A Hyperloop Company Is Lining Its Pods with Metal from Captain America

Journalists and guests look over tubes following a propulsion open-air test at Hyperloop One in North Las Vegas, Nevada, U.S. May 11, 2016. Steve Marcus/Reuters

Earlier this month outside of Las Vegas, a company called Hyperloop One carried out the first tests of the high-speed Hyperloop transportation technology. Initially conceived by SpaceX founder Elon Musk as the "fifth mode of transport," the Hyperloop would revolutionize modern travel by sucking a pod through a tube at nearly 800 miles mph. It's kind of like if a bunch of people climbed into one of those cylindrical capsules at the bank, but instead of traveling from behind a desk to the window of your car, the Hyperloop would carry passengers from, say, San Francisco to Los Angeles in a matter of minutes.

Hyperloop One's test was open to public viewing and featured one of its pods accelerating to 116 mph in only 1.1 seconds before crashing into a pile of sand (they haven't quite figured out the brakes). But Hyperloop One is only one of the companies racing to turn Musk's vision from pipe dream (pun intended) into reality. Its principal competitor is Hyperloop Transportation Technologies (HTT), which on Tuesday revealed that their capsules would be lined with a special kind of smart carbon fiber they are calling vibranium.

If this sounds familiar, it's because vibranium is the material that makes Captain America's shield indestructible. It can also be found in Wakanda, the African nation home to Black Panther. In other words, vibranium is a fictional metal. Until now, that is.

HTT's version of vibranium may not be able to withstand the types of beatings Captain America's shield has endured over the years, but it will be strong. According to HTT, it is eight times stronger than aluminum and 10 times stronger than steel alternatives. It will be applied to the exterior of the company's Hyperloop pods as a dual coating embedded with sensors that can instantly relay vital information about temperature, stability and more. Earlier this year, HTT CEO Dirk Ahlborn told Newsweek that his company aims to have a passenger-ready Hyperloop constructed by 2018.

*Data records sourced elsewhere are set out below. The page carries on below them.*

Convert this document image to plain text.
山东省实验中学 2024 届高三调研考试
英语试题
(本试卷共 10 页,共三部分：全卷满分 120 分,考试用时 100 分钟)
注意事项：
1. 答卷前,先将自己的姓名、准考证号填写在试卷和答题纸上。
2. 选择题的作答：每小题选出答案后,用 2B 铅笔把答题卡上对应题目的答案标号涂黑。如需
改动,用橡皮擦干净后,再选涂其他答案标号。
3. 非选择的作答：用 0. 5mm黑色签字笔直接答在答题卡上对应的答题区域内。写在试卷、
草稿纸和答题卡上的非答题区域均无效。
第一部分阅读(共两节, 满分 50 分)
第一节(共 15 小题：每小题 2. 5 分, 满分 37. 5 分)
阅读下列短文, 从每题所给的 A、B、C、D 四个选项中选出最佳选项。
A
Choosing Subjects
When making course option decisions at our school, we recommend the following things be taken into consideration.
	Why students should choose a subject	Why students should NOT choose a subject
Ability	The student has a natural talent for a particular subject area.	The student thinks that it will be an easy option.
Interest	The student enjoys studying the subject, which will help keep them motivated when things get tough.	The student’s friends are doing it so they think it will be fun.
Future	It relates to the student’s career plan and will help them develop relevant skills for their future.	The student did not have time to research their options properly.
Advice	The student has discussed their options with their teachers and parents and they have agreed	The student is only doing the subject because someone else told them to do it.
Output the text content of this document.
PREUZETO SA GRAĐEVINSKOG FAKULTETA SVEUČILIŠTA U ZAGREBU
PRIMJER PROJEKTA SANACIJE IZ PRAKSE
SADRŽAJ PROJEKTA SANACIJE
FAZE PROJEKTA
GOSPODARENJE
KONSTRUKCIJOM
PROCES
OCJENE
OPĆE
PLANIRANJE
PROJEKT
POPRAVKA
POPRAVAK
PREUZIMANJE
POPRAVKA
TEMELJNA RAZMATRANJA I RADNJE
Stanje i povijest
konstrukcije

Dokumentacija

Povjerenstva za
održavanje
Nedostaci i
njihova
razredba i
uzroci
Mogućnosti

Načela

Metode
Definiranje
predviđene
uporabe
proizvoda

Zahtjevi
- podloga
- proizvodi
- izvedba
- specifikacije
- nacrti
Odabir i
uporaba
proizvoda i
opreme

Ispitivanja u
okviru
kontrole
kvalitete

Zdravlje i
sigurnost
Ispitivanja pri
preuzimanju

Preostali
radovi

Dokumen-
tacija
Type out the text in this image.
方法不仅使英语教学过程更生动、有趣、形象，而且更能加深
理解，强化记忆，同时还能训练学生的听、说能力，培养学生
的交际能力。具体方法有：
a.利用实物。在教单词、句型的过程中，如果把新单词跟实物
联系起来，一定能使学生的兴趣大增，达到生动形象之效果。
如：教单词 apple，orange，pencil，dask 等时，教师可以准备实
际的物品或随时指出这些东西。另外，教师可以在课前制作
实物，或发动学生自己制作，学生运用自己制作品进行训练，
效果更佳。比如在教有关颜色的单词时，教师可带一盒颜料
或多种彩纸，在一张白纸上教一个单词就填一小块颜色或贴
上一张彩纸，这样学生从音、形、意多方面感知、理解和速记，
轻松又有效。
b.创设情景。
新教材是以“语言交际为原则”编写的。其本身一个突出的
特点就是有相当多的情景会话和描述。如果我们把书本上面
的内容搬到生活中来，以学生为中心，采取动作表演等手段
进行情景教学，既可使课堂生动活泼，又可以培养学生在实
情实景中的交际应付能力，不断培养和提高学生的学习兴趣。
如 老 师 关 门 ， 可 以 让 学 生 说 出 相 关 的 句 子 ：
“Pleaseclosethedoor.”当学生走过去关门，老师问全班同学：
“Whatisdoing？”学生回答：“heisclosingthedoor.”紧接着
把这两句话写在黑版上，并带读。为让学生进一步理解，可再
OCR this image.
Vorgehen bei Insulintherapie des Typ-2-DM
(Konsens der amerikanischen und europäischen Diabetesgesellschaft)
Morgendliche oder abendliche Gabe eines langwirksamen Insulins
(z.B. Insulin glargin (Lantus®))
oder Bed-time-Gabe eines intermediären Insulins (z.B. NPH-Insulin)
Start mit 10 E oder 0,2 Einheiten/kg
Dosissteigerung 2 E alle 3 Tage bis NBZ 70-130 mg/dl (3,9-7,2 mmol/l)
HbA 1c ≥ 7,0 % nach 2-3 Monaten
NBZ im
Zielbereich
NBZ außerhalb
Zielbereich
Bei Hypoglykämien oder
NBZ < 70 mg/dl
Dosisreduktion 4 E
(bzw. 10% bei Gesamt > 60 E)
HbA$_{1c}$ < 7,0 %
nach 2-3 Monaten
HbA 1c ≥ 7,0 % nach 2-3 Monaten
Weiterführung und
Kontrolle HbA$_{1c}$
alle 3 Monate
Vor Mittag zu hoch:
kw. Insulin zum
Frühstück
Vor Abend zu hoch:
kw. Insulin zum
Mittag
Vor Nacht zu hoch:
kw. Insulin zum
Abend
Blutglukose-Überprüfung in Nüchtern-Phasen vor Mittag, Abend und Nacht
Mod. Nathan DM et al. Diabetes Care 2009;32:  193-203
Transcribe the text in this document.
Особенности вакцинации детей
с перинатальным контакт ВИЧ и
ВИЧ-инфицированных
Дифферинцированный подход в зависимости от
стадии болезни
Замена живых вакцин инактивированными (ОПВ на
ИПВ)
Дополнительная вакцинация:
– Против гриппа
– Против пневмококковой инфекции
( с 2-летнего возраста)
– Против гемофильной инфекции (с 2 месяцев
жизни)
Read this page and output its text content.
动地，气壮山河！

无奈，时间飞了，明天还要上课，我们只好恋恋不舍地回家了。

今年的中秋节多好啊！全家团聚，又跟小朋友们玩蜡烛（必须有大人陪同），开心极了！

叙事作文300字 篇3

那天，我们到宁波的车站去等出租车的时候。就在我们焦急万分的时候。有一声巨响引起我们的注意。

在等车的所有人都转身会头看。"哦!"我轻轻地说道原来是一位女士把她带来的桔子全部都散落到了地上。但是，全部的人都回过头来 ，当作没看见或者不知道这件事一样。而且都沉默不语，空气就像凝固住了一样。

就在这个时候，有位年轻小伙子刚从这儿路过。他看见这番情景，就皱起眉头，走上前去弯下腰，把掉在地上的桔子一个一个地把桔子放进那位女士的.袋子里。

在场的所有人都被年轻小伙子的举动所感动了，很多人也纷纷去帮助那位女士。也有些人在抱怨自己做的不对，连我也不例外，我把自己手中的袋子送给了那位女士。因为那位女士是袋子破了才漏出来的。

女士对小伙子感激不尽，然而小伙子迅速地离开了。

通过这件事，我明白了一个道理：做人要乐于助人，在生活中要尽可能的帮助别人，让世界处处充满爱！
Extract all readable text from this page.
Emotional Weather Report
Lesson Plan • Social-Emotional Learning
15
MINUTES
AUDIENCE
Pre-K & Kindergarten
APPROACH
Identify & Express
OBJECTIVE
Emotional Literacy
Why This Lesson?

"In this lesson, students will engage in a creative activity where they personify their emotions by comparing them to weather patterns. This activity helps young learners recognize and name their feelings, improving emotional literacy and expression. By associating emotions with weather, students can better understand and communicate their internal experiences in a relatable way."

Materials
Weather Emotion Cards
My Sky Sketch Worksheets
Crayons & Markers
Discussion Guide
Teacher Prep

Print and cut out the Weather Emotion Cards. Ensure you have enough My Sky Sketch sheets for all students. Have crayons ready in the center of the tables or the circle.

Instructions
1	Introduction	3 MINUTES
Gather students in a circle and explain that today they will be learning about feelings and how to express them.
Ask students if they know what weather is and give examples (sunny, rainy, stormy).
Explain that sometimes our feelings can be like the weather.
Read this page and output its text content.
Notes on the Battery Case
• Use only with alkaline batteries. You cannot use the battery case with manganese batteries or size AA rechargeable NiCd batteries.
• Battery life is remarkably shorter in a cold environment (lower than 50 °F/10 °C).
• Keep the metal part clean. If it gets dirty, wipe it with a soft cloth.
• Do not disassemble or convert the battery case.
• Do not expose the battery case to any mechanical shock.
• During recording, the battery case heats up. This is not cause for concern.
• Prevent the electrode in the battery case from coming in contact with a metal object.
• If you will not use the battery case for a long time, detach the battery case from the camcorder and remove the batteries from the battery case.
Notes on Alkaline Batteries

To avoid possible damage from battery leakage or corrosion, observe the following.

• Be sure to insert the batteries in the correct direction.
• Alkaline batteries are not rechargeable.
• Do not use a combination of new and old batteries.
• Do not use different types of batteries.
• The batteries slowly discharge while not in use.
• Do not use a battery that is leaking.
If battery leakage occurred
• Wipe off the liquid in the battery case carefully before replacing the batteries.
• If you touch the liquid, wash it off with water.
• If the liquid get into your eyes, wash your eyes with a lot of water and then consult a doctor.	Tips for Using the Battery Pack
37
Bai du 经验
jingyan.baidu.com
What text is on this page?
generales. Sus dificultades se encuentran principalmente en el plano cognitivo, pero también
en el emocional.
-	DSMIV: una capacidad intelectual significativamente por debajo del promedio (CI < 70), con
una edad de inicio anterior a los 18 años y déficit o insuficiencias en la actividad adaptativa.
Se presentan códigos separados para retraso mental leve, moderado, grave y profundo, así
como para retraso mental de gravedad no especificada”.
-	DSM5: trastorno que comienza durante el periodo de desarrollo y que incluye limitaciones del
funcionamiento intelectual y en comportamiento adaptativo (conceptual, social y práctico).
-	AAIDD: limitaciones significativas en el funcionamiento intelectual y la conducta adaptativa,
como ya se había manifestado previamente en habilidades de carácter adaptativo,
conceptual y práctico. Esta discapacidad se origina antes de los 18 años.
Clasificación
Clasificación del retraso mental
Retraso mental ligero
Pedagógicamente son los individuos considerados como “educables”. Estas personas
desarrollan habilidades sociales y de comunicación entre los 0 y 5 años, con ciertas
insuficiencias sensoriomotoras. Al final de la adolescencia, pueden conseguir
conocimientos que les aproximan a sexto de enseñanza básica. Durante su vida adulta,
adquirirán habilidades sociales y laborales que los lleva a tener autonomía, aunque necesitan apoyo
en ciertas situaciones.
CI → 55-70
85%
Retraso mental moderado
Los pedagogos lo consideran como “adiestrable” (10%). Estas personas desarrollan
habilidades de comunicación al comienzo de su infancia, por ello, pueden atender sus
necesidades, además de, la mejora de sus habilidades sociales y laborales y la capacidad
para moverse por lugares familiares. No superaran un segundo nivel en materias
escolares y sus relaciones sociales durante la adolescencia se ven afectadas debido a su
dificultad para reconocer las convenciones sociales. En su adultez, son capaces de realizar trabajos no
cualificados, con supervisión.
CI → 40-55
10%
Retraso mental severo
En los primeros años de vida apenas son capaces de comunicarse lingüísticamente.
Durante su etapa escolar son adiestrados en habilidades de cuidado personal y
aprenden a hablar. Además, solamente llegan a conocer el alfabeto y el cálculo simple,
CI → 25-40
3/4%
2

HTT and Hyperloop One are able to pursue making the Hyperloop a reality so aggressively because Musk insisted on open-sourcing the designs and technology, and it's the competition between the two companies that could bring the Hyperloop into existence sooner rather than later. It's unlikely that the U.S. would have put a man on the moon as soon as it did if the Soviet Union wasn't racing to do the same on the other side of the world. The same principle of competition is in effect today with the Hyperloop. This isn't a stagnating governmental works project.

Fortunately for the fate of humanity, neither HTT nor Hyperloop One has an arsenal of nuclear weapons at their disposal, only technology that could result in the most life-changing transportation innovation since the airplane.